09/01/2025
Todos que pesquisam árvores genealógicas ou seus ancestrais na Ilha da Madeira, sabem ser imprescindíveis os nobiliários e escritos existentes, como exemplo "Famílias da Madeira e Porto Santo", do cônego Fernando de Meneses Vaz, "Nobiliário da Ilha da Madeira", de Henrique Henriques Noronha, os manuscritos de Felisberto Bettencourt de Miranda, o "Registo Genealógico de Famílias que passaram à Madeira", de Luiz Peter Clode, "Saudades da terra", de Gaspar Frutuoso. São e serão guias luminosos sempre, mas não estão livres de erros, e cabe a quem localizar fontes primárias que os evidenciem, compartilhar e esclarecer a todos os interessados, sejam profissionais ou amadores, mas sempre gente de alma voltada para a Genealogia, que considero Ciência auxiliar da História.
A Genealogia não só nos proporciona o saber a composição das Famílias, nascimentos, casamentos e falecimentos. Ela também nos permite imaginar como era vida em cada época, seus valores morais, os negócios, e até as mágoas. Também dá-nos a oportunidade de encontrar familiares não tão distantes em consanguinidade, mas desconhecidos, face as imensas emigrações que espalharam a descendência da Madeira por todos os cantos das Américas. As pesquisas relacionadas aos Catanho de Meneses e a frondosa árvore são feitas em parceria por Virginia Maria Gonçalves de Almeida e Cátia Mendonça Dória Flinn, trazendo o entrelaçamento entre os Catanho de Meneses, Dorias, Velosas e Nunes, Franças e Bettencourts, Freitas e Ferreiras, Viveiros e Castros, Frias e Olivais, e tantos outros!

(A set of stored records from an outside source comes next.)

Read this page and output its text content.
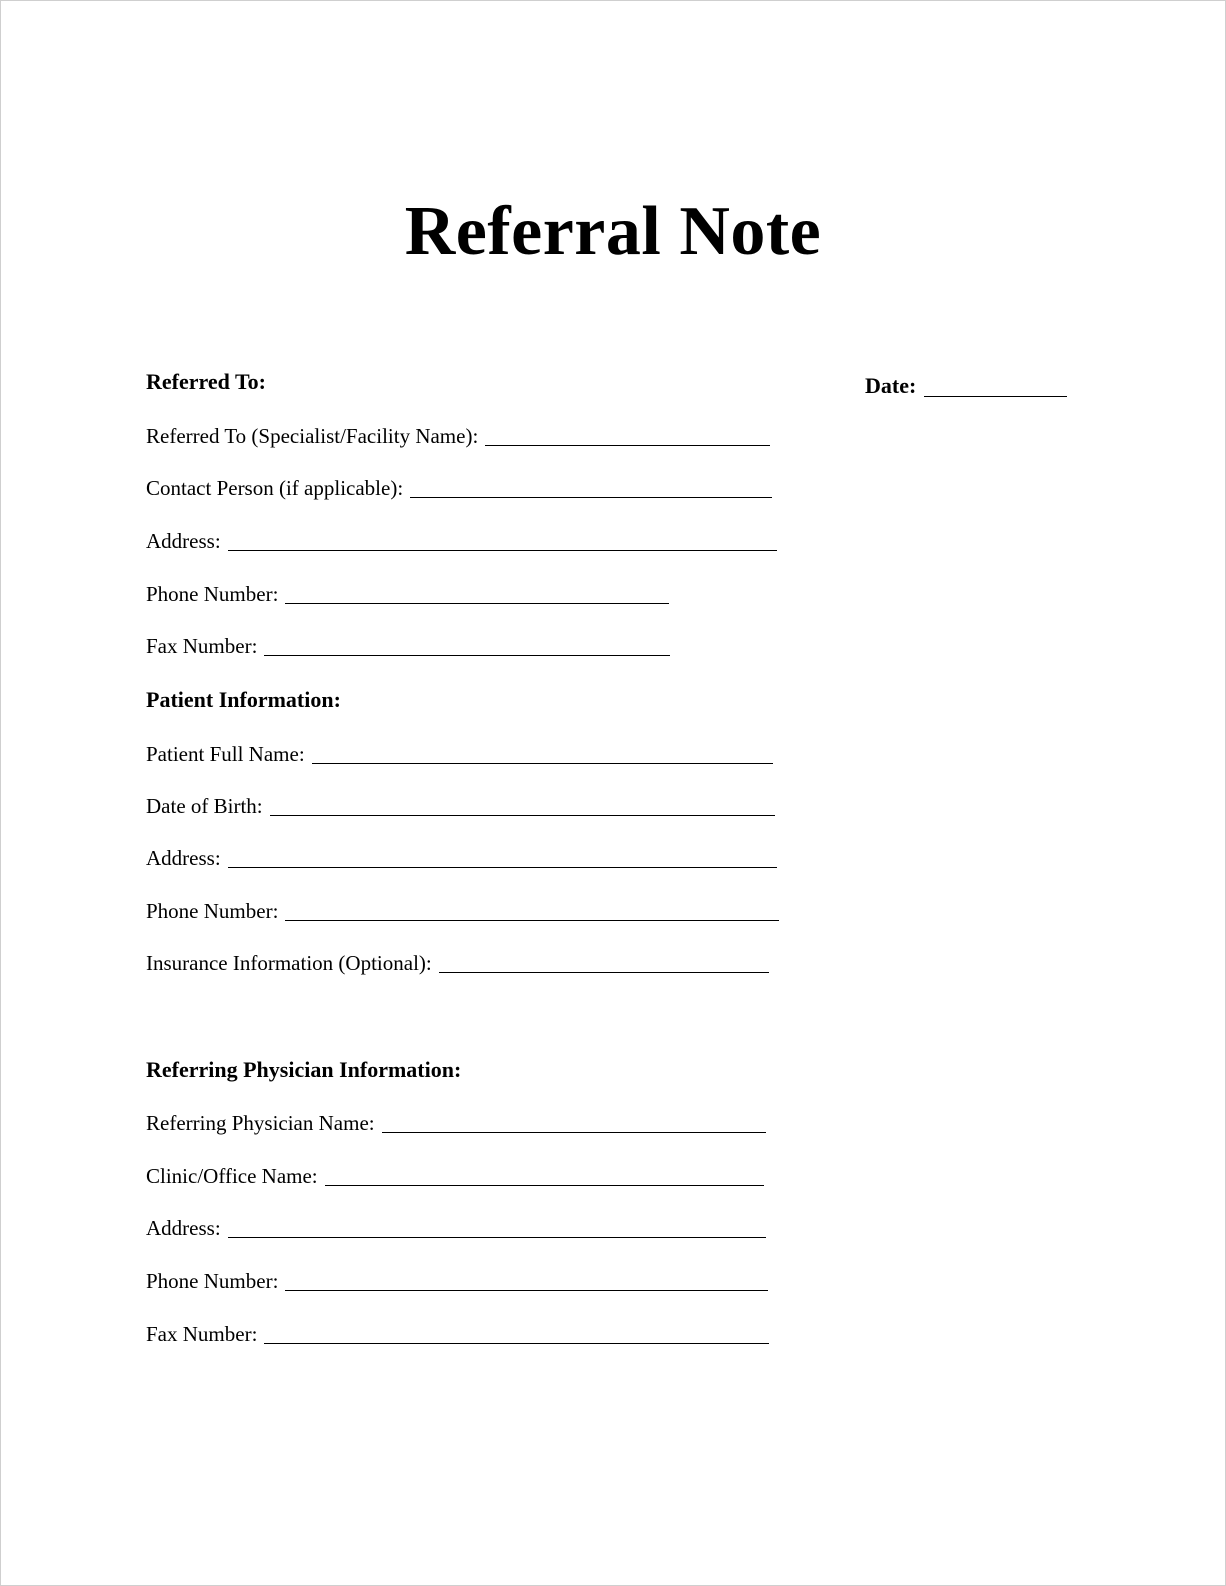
Referral Note
Referred To:	Date:
Referred To (Specialist/Facility Name):
Contact Person (if applicable):
Address:
Phone Number:
Fax Number:
Patient Information:
Patient Full Name:
Date of Birth:
Address:
Phone Number:
Insurance Information (Optional):
Referring Physician Information:
Referring Physician Name:
Clinic/Office Name:
Address:
Phone Number:
Fax Number:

Em nosso trabalho conjunto, temos o hábito de revisitar as fontes existentes no site da Direção Regional do Arquivo e Biblioteca da Madeira, assim como o farto material do site Family Search.org., ambos disponibilizados graciosamente. Em um desses momentos houve o achado que convosco compartilharemos.
Todos os nobiliários e escritos citam Antonio Vieira, o meirinho de Machico, como filho de Helena Cré e Álvaro Vieira, 2º marido de Helena. Sobre esse grupo familiar há contradições, seja em datas, seja na filiação de Helena Cré. Demonstro abaixo cópias recortadas dos nobiliários de Henrique Noronha, Peter Clode e Meneses Vaz, livros e cópias disponibilizados nos arquivos da Madeira e nos catálogos do Family Search.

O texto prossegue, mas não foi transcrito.